- UK confirms October hack of Foreign Office system, data possibly stolen
- Risk to individuals considered low; The investigation continues, the attribution is unclear
- Chinese state actors are suspected but not officially confirmed
The UK government has confirmed speculation that classified government servers were hacked and accessed by threat actors raised by former chief adviser Dominic Cummings.
Reports assessed (as did Cummings) that Chinese state-sponsored threat actors broke into a British government system in October and possibly stole data such as visa information.
Now Trade Secretary Chris Bryant has confirmed the findings on BBC Breakfast but downplayed the importance of the hit. According to the BBC, a threat actor broke into a system run by the Foreign Office on behalf of the Home Office. The break-in was resolved “fairly quickly” and a more thorough investigation is currently underway.
Part of modern life
Bryant would not confirm or deny that it was a Chinese threat actor, saying investigators “simply don’t know yet” who is responsible.

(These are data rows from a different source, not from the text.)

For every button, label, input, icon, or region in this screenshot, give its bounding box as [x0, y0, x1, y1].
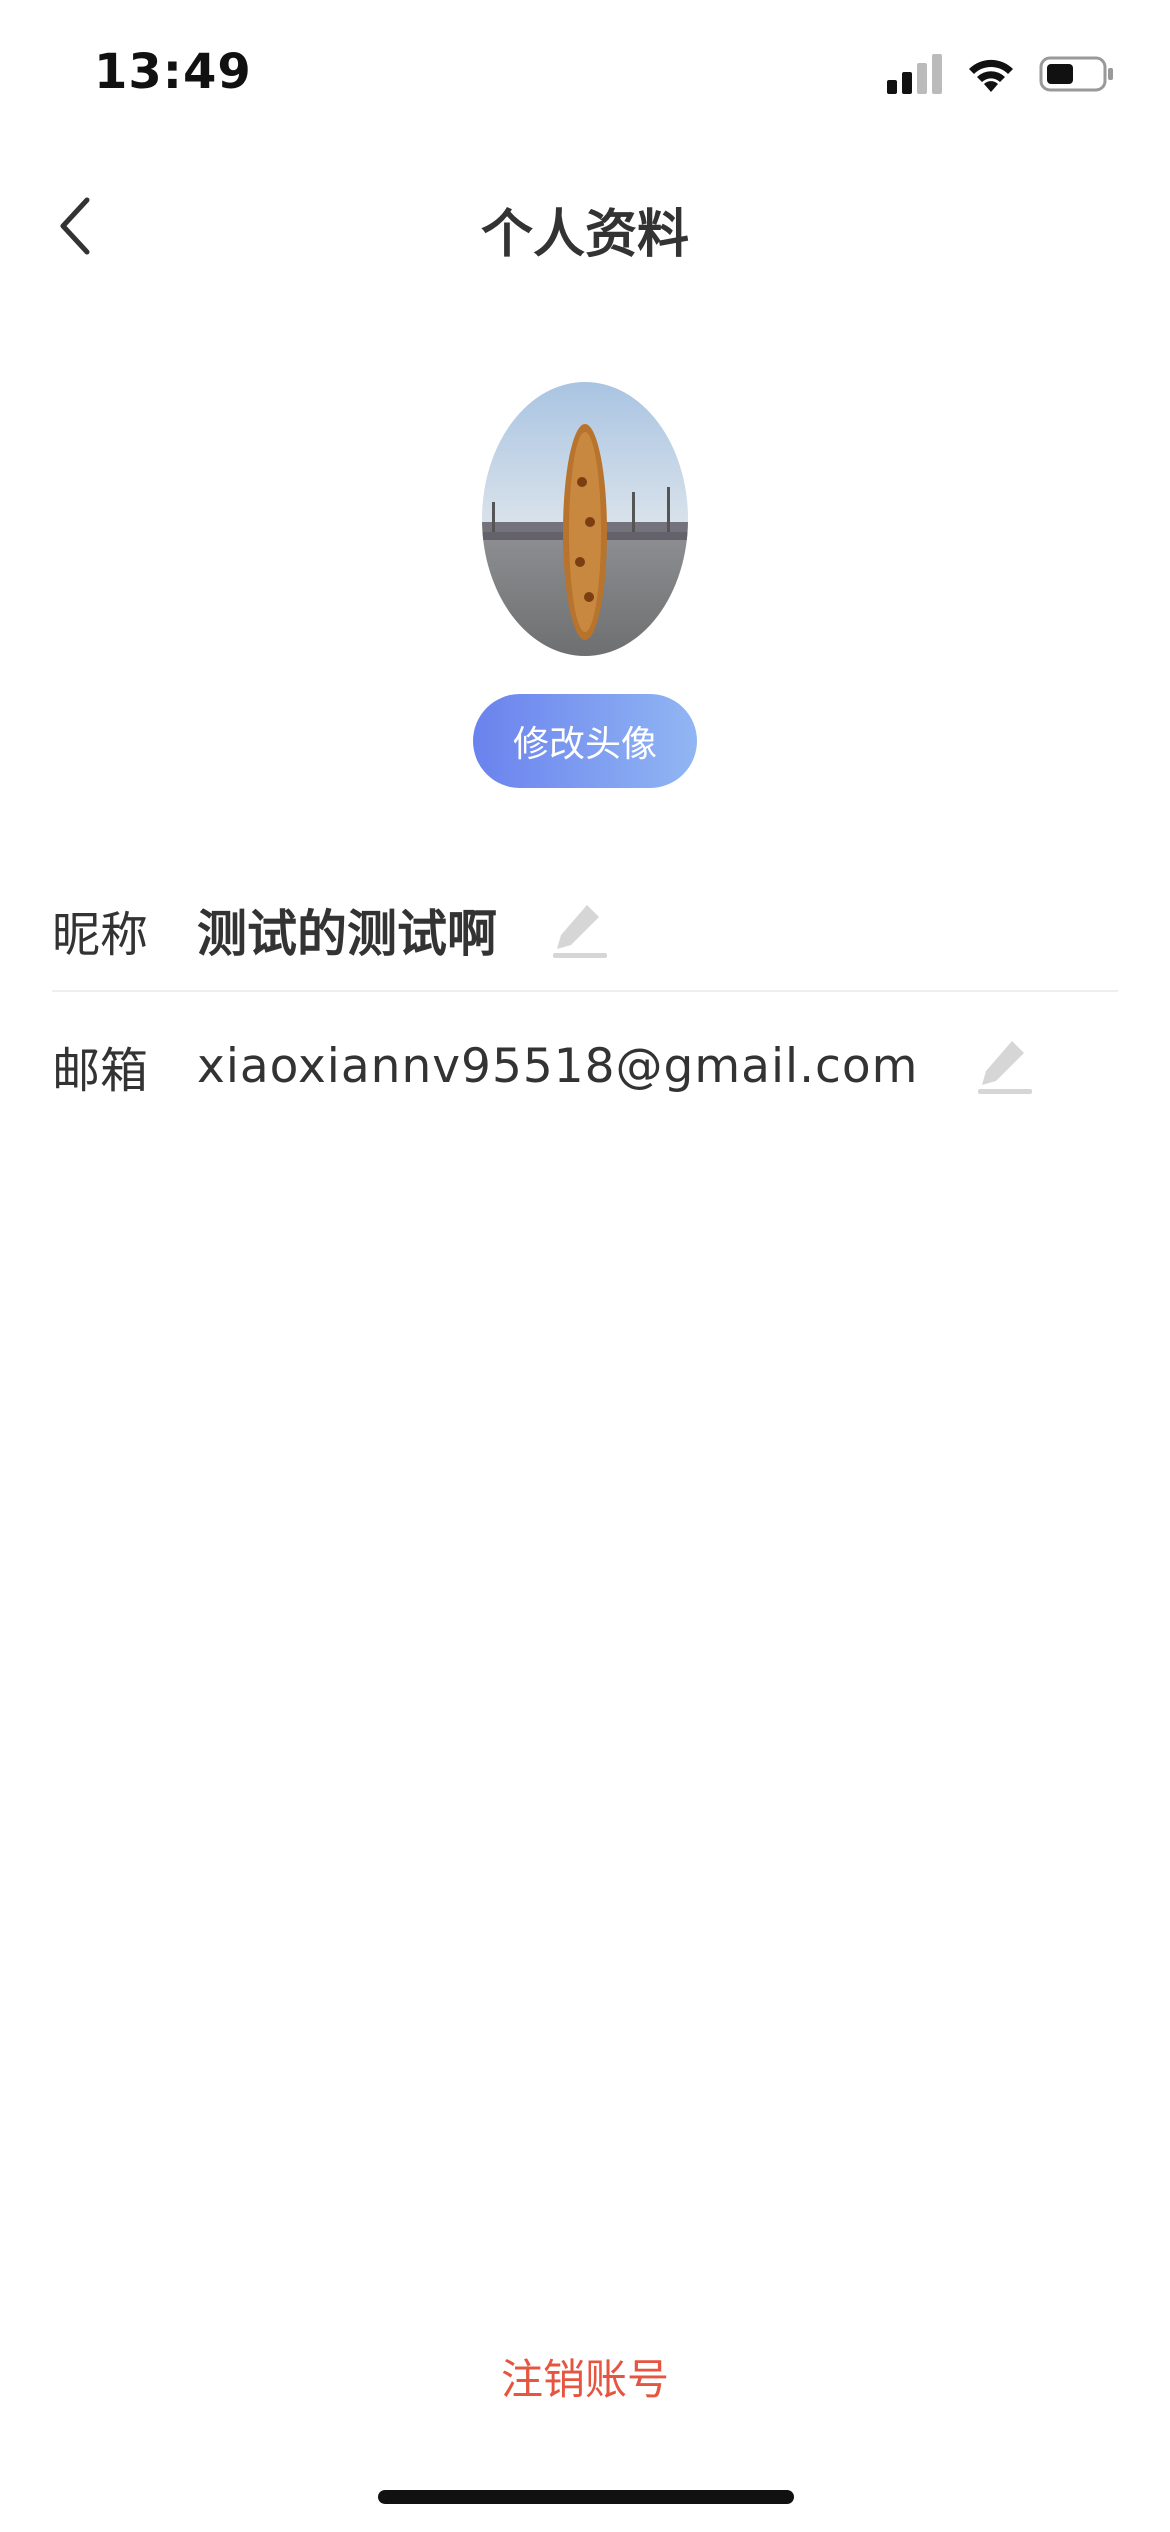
email-row: 邮箱 xiaoxiannv95518@gmail.com — [52, 1006, 1118, 1126]
home-indicator[interactable] — [378, 2490, 794, 2504]
pencil-icon[interactable] — [549, 899, 611, 961]
pencil-icon[interactable] — [974, 1035, 1036, 1097]
wifi-icon — [969, 59, 1013, 92]
nickname-label: 昵称 — [52, 907, 149, 963]
battery-icon — [1039, 56, 1113, 92]
nickname-value: 测试的测试啊 — [197, 905, 497, 963]
status-icons — [887, 52, 1115, 96]
signal-icon — [887, 54, 942, 94]
avatar[interactable] — [482, 382, 688, 656]
status-time: 13:49 — [94, 44, 252, 100]
change-avatar-button[interactable]: 修改头像 — [473, 694, 697, 788]
email-label: 邮箱 — [52, 1043, 149, 1099]
email-value: xiaoxiannv95518@gmail.com — [197, 1038, 919, 1094]
avatar-image — [482, 382, 688, 656]
nickname-row: 昵称 测试的测试啊 — [52, 870, 1118, 992]
page-title: 个人资料 — [480, 205, 689, 265]
delete-account-button[interactable]: 注销账号 — [0, 2346, 1170, 2407]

He played down the importance of the individuals and insisted; “We believe it’s a fairly low risk that individuals have been compromised or affected.”
He also said that “government facilities are always going to be potentially targeted” and that investigators are now “working through the ramifications of what this is.”
“This is part of modern life that we have to tackle and deal with,” he concluded.
For years, government agencies and private cyber security organizations in the West warned of coordinated, organized and large-scale cyber attacks coming from China. Several threat actors, including Volt Typhoon, Salt Typhoon, APT27, Mustang Panda, have reportedly targeted critical infrastructure, telecommunications companies, governments, think tanks and journalists in an attempt to disrupt key organizations and steal valuable information.
In his first term, the Trump administration even banned Huawei from building out the country’s 5G infrastructure, saying the Chinese government could force the company to install backdoors for wiretapping and cyber espionage.
China has always vehemently denied such accusations, claiming instead that the US is the world’s biggest “cyber bully”.